Adeta, çekildikçe, çekilirsin seni yutan girdaplarca fersah, fersah sığ ve karanlık suların, ürküten karanlığına ...
O an, güvendiğin dağlara karın yağması yetmezmişçesine… Üstelik, medet umduğun kapılar da bir, bir ve acımasız hoyratlıklarla, kapandıkça yüzüne ...
Sana, dertlerden de çok koyar, bu naçarlık, riya ve dost görünümlü soysuzluğun neferlerinin yaptıkları ….

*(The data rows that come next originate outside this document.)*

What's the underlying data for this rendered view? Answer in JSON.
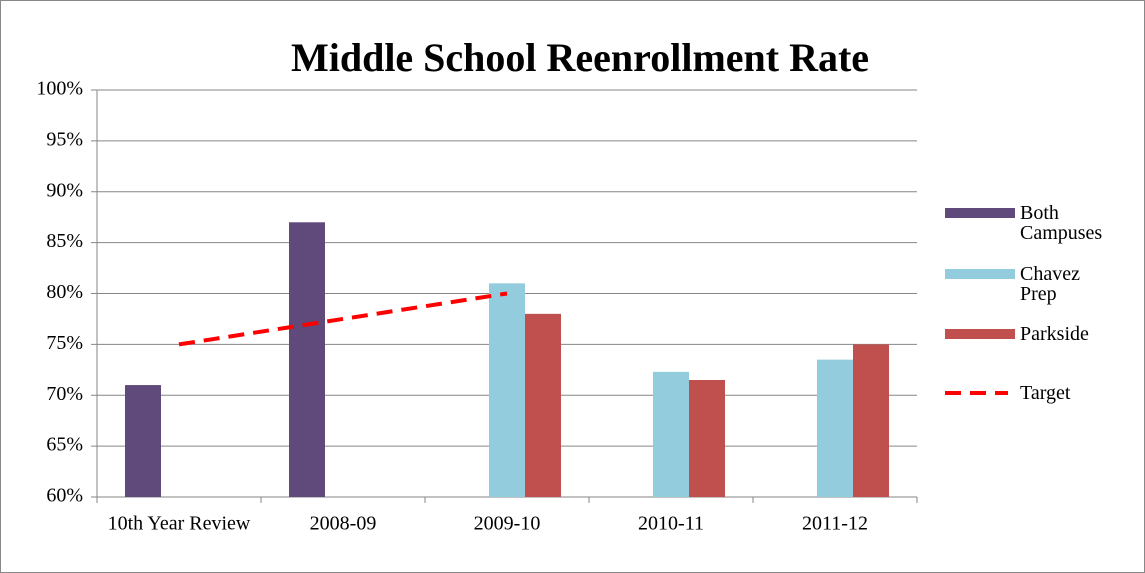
{
  "chart_data": {
    "type": "bar",
    "title": "Middle School Reenrollment Rate",
    "categories": [
      "10th Year Review",
      "2008-09",
      "2009-10",
      "2010-11",
      "2011-12"
    ],
    "series": [
      {
        "name": "Both Campuses",
        "color": "#604a7b",
        "values": [
          71,
          87,
          null,
          null,
          null
        ]
      },
      {
        "name": "Chavez Prep",
        "color": "#93cddd",
        "values": [
          null,
          null,
          81,
          72.3,
          73.5
        ]
      },
      {
        "name": "Parkside",
        "color": "#c0504d",
        "values": [
          null,
          null,
          78,
          71.5,
          75
        ]
      },
      {
        "name": "Target",
        "type": "line",
        "color": "#ff0000",
        "dashed": true,
        "values": [
          75,
          77.5,
          80,
          null,
          null
        ]
      }
    ],
    "ylim": [
      60,
      100
    ],
    "yticks": [
      {
        "value": 60,
        "label": "60%"
      },
      {
        "value": 65,
        "label": "65%"
      },
      {
        "value": 70,
        "label": "70%"
      },
      {
        "value": 75,
        "label": "75%"
      },
      {
        "value": 80,
        "label": "80%"
      },
      {
        "value": 85,
        "label": "85%"
      },
      {
        "value": 90,
        "label": "90%"
      },
      {
        "value": 95,
        "label": "95%"
      },
      {
        "value": 100,
        "label": "100%"
      }
    ],
    "grid": true,
    "legend": "right"
  }
}
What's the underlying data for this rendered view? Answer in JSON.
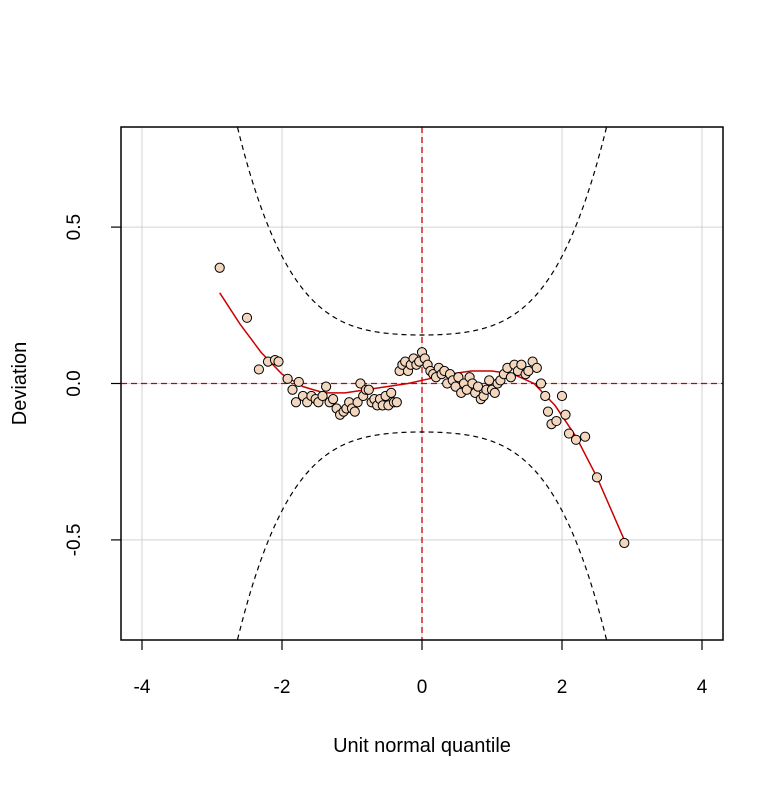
{
  "chart_data": {
    "type": "scatter",
    "title": "",
    "xlabel": "Unit normal quantile",
    "ylabel": "Deviation",
    "xlim": [
      -4.3,
      4.3
    ],
    "ylim": [
      -0.82,
      0.82
    ],
    "x_ticks": [
      -4,
      -2,
      0,
      2,
      4
    ],
    "x_tick_labels": [
      "-4",
      "-2",
      "0",
      "2",
      "4"
    ],
    "y_ticks": [
      -0.5,
      0.0,
      0.5
    ],
    "y_tick_labels": [
      "-0.5",
      "0.0",
      "0.5"
    ],
    "grid": true,
    "reference_lines": {
      "x": 0,
      "y": 0,
      "style": "dashed",
      "color": "#cc0000"
    },
    "confidence_band": {
      "style": "dashed",
      "color": "#000000",
      "min_halfwidth": 0.155
    },
    "points": {
      "fill": "#f2d6be",
      "stroke": "#000000",
      "x": [
        -2.89,
        -2.5,
        -2.33,
        -2.2,
        -2.1,
        -2.05,
        -1.92,
        -1.85,
        -1.8,
        -1.76,
        -1.7,
        -1.64,
        -1.58,
        -1.52,
        -1.48,
        -1.42,
        -1.37,
        -1.32,
        -1.27,
        -1.22,
        -1.17,
        -1.12,
        -1.08,
        -1.04,
        -1.0,
        -0.96,
        -0.92,
        -0.88,
        -0.84,
        -0.8,
        -0.76,
        -0.72,
        -0.68,
        -0.64,
        -0.6,
        -0.56,
        -0.52,
        -0.48,
        -0.44,
        -0.4,
        -0.36,
        -0.32,
        -0.28,
        -0.24,
        -0.2,
        -0.16,
        -0.12,
        -0.08,
        -0.04,
        0.0,
        0.04,
        0.08,
        0.12,
        0.16,
        0.2,
        0.24,
        0.28,
        0.32,
        0.36,
        0.4,
        0.44,
        0.48,
        0.52,
        0.56,
        0.6,
        0.64,
        0.68,
        0.72,
        0.76,
        0.8,
        0.84,
        0.88,
        0.92,
        0.96,
        1.0,
        1.04,
        1.08,
        1.12,
        1.17,
        1.22,
        1.27,
        1.32,
        1.37,
        1.42,
        1.48,
        1.52,
        1.58,
        1.64,
        1.7,
        1.76,
        1.8,
        1.85,
        1.92,
        2.0,
        2.05,
        2.1,
        2.2,
        2.33,
        2.5,
        2.89
      ],
      "y": [
        0.37,
        0.21,
        0.045,
        0.07,
        0.075,
        0.07,
        0.015,
        -0.02,
        -0.06,
        0.005,
        -0.04,
        -0.06,
        -0.04,
        -0.05,
        -0.06,
        -0.04,
        -0.01,
        -0.06,
        -0.05,
        -0.08,
        -0.1,
        -0.09,
        -0.08,
        -0.06,
        -0.08,
        -0.09,
        -0.06,
        0.0,
        -0.04,
        -0.02,
        -0.02,
        -0.06,
        -0.05,
        -0.07,
        -0.05,
        -0.07,
        -0.04,
        -0.07,
        -0.03,
        -0.06,
        -0.06,
        0.04,
        0.06,
        0.07,
        0.04,
        0.06,
        0.08,
        0.06,
        0.07,
        0.1,
        0.08,
        0.06,
        0.04,
        0.03,
        0.02,
        0.05,
        0.03,
        0.04,
        0.0,
        0.03,
        0.01,
        -0.01,
        0.02,
        -0.03,
        0.0,
        -0.02,
        0.02,
        0.0,
        -0.03,
        -0.01,
        -0.05,
        -0.04,
        -0.02,
        0.01,
        -0.02,
        -0.03,
        0.0,
        0.01,
        0.03,
        0.05,
        0.02,
        0.06,
        0.04,
        0.06,
        0.03,
        0.04,
        0.07,
        0.05,
        0.0,
        -0.04,
        -0.09,
        -0.13,
        -0.12,
        -0.04,
        -0.1,
        -0.16,
        -0.18,
        -0.17,
        -0.3,
        -0.51
      ]
    },
    "trend_line": {
      "color": "#cc0000",
      "x": [
        -2.89,
        -2.6,
        -2.3,
        -2.0,
        -1.7,
        -1.4,
        -1.1,
        -0.8,
        -0.5,
        -0.2,
        0.1,
        0.4,
        0.7,
        1.0,
        1.3,
        1.6,
        1.9,
        2.2,
        2.5,
        2.89
      ],
      "y": [
        0.29,
        0.19,
        0.1,
        0.03,
        -0.01,
        -0.03,
        -0.03,
        -0.02,
        -0.01,
        0.0,
        0.015,
        0.03,
        0.04,
        0.04,
        0.03,
        0.0,
        -0.07,
        -0.17,
        -0.3,
        -0.5
      ]
    }
  }
}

Söylenirsin öfkeyle, kendi, kendine ….!
'' - İNSAN BİRİKTİREMEMİŞİZ ÇEVREMİZDE, NAFİLELİKLERDE TÜKETİP, HEBA ETMİŞİZ ÖMRÜ VE GÜNLERİ ..! ''
NAÇARLIĞA MI, VEFASIZLIĞA MI VE HATTA ….
‘’ – BU, NE MENEM BİR İNSANLIK VE DOSTLUK SA ? ‘’
İNSANLIK VE DOSTLUK ADINA (!) UĞRADIĞIN CİBİLLİYETSİZLİĞİN, SU YÜZÜNE ÇIKIP ….
GERÇEKLERİN, TÜM CAN YAKICILIĞIYLA SENİ SARIP-SARMALAMIŞLIĞINDA ...
Hayatın kısır döngülerinin ve tuzaklarının, pusulanı şaşırtıp, pabucunu eline vermişliğinde ….!
Vefa, içtenlik, dostluk, ahlak ve fazilet adına dinlediğin onca nutkun boşluğunu adeta bir şamar gibi yüzüne, yüzüne vurmuşluğunda ...
Bir söz takılır, hafızanın çengeline, döner durur, DEMOKLES’İN KILICI GİBİ, tepende ...
''- Bu günün yarını, karanlığında sonu vardır '', Diyerek ...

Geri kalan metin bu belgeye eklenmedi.